Sandri se mordillait la moustache.

— Tonia, dit-il, je vous ai promis de rompre à la première fois que je verrais chez vous quelque chose pour me déplaire : je romprai donc. Il faut pourtant que votre père sache que j’ai pour cela de bonnes raisons.

— Laissez-moi, dit Tonia, le lui annoncer moi-même.

— Alors, dit Sandri étonné quand même, alors c’est fini ?

— Il me le semble, dit-elle.

— C’est bon, gronda le gendarme. Adieu, Tonia. Je ne te crois pas autrement coupable et je t’engage à ne pas le devenir… Cet homme-ci pourrait te mener loin, et faire ton malheur, Tonia.
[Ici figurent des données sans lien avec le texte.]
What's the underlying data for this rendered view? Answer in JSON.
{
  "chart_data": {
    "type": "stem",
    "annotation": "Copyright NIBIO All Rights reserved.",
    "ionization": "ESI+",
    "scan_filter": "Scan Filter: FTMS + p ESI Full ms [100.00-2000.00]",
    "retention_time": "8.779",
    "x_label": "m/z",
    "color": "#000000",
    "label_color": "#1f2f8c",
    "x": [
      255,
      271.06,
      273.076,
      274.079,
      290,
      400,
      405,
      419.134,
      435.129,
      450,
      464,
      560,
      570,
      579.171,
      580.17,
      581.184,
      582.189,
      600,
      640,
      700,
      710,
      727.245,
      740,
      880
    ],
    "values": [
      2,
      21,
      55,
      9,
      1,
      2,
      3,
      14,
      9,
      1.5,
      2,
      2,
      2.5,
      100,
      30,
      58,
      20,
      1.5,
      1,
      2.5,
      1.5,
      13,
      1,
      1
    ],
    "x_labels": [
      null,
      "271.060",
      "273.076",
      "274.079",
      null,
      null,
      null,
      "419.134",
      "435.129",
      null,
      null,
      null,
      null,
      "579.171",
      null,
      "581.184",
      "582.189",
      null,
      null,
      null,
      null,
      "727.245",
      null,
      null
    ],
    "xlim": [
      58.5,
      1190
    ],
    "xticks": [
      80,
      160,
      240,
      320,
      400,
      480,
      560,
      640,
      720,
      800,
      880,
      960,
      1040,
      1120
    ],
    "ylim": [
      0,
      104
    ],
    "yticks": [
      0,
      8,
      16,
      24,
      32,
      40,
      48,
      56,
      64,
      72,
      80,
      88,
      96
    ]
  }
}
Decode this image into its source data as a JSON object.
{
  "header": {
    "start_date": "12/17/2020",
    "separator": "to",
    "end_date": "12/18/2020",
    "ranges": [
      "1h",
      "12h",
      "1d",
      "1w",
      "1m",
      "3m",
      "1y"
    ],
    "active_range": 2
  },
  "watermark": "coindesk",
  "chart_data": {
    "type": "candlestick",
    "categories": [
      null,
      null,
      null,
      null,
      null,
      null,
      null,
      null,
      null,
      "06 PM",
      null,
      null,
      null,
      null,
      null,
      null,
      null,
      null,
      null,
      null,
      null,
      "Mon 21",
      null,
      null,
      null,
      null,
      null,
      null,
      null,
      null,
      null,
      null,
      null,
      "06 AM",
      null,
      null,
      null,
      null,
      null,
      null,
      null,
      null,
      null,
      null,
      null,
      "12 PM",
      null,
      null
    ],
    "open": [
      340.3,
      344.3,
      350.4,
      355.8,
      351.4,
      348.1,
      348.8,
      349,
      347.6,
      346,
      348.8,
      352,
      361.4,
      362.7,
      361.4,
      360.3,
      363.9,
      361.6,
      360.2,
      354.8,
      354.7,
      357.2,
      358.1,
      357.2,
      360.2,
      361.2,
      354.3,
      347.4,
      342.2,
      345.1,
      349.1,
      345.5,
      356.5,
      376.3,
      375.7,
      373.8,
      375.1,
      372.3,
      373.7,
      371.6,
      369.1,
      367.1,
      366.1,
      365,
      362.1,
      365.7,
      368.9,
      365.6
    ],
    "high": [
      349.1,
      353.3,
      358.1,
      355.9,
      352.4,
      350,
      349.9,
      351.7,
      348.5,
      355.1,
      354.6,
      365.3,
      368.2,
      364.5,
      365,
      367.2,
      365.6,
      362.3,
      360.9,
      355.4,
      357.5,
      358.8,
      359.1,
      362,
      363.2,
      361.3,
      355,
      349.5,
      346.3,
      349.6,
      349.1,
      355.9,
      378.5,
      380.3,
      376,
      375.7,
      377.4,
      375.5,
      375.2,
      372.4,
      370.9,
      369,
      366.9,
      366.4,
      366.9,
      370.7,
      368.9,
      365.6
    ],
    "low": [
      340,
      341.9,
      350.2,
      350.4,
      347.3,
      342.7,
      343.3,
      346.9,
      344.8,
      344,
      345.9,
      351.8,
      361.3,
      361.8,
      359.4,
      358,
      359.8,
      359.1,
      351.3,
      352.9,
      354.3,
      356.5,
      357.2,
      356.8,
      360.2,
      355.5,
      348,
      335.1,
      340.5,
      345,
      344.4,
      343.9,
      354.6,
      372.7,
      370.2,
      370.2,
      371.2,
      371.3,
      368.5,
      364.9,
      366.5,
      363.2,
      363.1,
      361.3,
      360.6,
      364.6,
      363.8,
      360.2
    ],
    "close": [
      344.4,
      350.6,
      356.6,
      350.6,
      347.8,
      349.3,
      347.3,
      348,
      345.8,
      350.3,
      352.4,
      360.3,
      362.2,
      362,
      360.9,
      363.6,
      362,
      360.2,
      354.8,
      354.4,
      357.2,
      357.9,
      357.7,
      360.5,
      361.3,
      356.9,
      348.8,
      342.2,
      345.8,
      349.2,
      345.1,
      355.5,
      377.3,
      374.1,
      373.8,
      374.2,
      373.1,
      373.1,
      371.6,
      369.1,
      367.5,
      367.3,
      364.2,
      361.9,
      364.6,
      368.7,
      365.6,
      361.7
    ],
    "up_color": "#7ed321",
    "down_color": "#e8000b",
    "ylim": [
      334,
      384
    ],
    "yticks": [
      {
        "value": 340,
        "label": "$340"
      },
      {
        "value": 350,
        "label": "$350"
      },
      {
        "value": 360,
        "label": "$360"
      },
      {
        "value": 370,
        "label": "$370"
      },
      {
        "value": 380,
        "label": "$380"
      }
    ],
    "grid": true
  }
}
J’en aurais pour toi de la peine. Songe — je crois qu’il en est temps — qu’un jour ou l’autre il se fera encore quelque mauvaise affaire et que, mariée, tu finiras par regretter le gendarme, quand cet autre t’aura fait bien voir le bandit qu’il est véritablement.

— C’est assez de paroles, Sandri, s’écria Maurin avec impatience. Quittons-nous maintenant. Allez à vos affaires.

Le gendarme le regarda fixement.

— Je sais ce que je sais ; je te rattraperai, Maurin, mon ami.

— En ce cas, tu me devras tes galons de brigadier Sandri, avec tes remerciements.

Le gendarme à peine sorti :

— Tonia, dit simplement Maurin, si votre père y consent, vous serez ma femme.

Ces mots lui échappèrent en quelque sorte. Malgré les répugnances que lui inspiraient le mariage, il s’y laissait entraîner par esprit de justice.

Elle bondit vers lui, s’enlaça à son cou, s’y suspendit, ses pieds quittant le sol, comme une enfant petite, et lui dit :

— Alors, si mon père refuse, tu auras du moins une maîtresse prête à tout faire pour toi, Maurin, et à te défendre à la mort comme à te suivre au bout du monde. Tu es brave comme tu es beau. Toutes les Corsoises t’aimeraient. Et si jamais on te poursuit encore, et si le maquis des Maures ne te cache pas assez bien, nous irons dans mon pays corse, où les bandits sont heureux et où le monde les estime.

— Pour le moment, répliqua Maurin tranquillement, je suis libre de ma personne, et je vais aider mon pays à choisir un bon homme pour nous faire de bonnes lois.